林秀秀拉住了妹妹,“燕小姐,拙夫疑心病大,加上婆母老是在他跟前挑拨,我若独自出门,或是同街坊四邻说句话,他知道了必要这么骂上一通,但他自己知道那不是真的,骂完也就算了,我若辩白徒惹他生气。”
韶南听了点点头,又问何母:“野汉子到底是谁,总要有个具体的人吧?”
何母一副豁出去的样子:“就是巷子口的彭木匠,他本在城南住,发大水之后搬过来的,水退了还赖着不肯走,按说城南正是生意好的时候,还不是因为恋奸情热!”
林秀秀闻言顿时变了脸色:“婆母,您休要胡乱攀咬,坏人家名声。”
“哼哼,我攀咬?叫外头人说说,他哪回一见了你不是两眼直勾勾的?家里水桶好端端的,你非拿去找他修,他还跟了来帮你提水。

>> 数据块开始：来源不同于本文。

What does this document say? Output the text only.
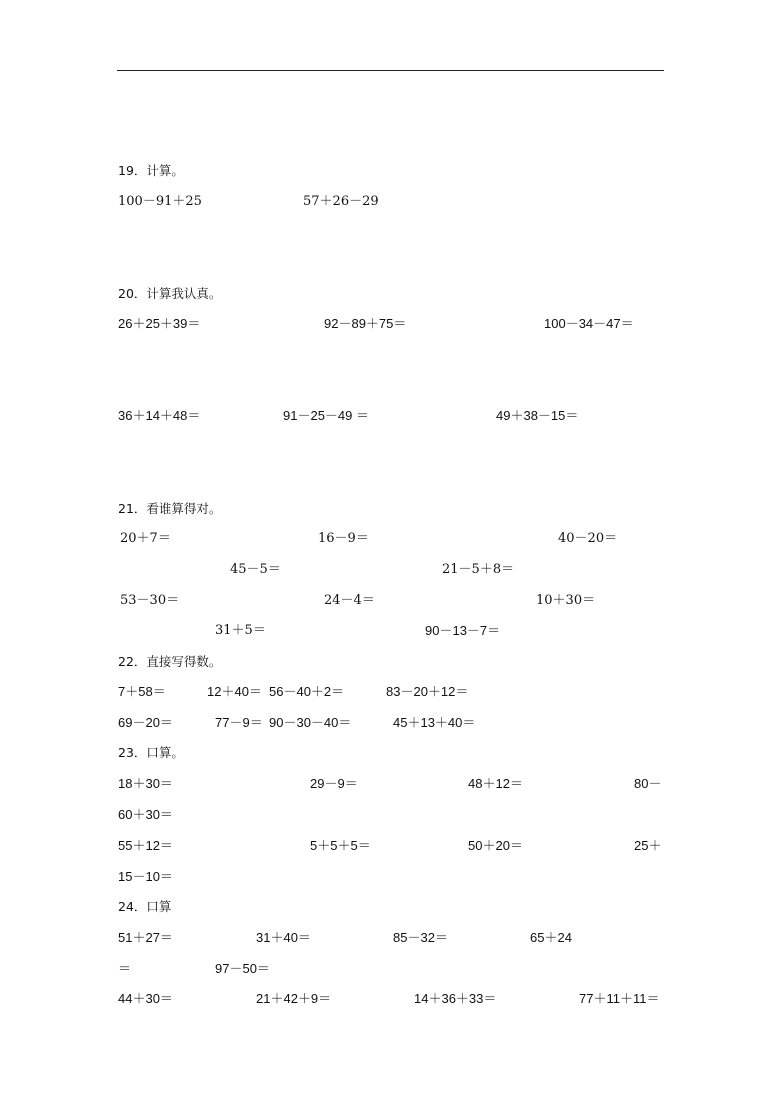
19．计算。
100－91＋25	57＋26－29
20．计算我认真。
26＋25＋39＝	92－89＋75＝	100－34－47＝
36＋14＋48＝	91－25－49 ＝	49＋38－15＝
21．看谁算得对。
20＋7＝	16－9＝	40－20＝
45－5＝	21－5＋8＝
53－30＝	24－4＝	10＋30＝
31＋5＝	90－13－7＝
22．直接写得数。
7＋58＝	12＋40＝ 56－40＋2＝	83－20＋12＝
69－20＝	77－9＝ 90－30－40＝	45＋13＋40＝
23．口算。
18＋30＝	29－9＝	48＋12＝	80－
60＋30＝
55＋12＝	5＋5＋5＝	50＋20＝	25＋
15－10＝
24．口算
51＋27＝	31＋40＝	85－32＝	65＋24
＝	97－50＝
44＋30＝	21＋42＋9＝	14＋36＋33＝	77＋11＋11＝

”
韶南皱眉:“还有么?”
何母瞥了儿媳一眼:“有天夜里,我听见我儿子问她:‘淫妇,是我厉害还是那姓彭的厉害?’还叫她说‘彭大哥,心肝好人儿,小淫妇要舒服得死过去了。
’结果这淫妇,就那么不要脸地说了。”
檀儿和樱儿不禁面红耳赤,嗔怪地怒视何母。
林秀秀脸上一阵红一阵白,身子晃了晃,摇摇欲坠。
林贞贞连忙扶住她,怒斥道:“老乞婆,你才不要脸,偷听儿子儿媳房事。
你怎么不说你那好儿子非如此不能人道,逼我姐姐将他认识的大姑娘小媳妇扮了个遍!”
“贞贞,贞贞,你不要说了,是姐姐命苦,她不就是想逼死我吗,反正我也活够了,遂了她的意还不行?”
林秀秀掩面逶迤在地,哭得几乎背过气去。
韶南听到这些私密话也很不自在,但她极好地掩饰住了,表面上浑若无事站起身,对姐妹二人道:“咱们去屋子里瞧瞧。”
何家的正房是何母在住,里面该有的家什都有,被褥整齐,一看就是殷实人家。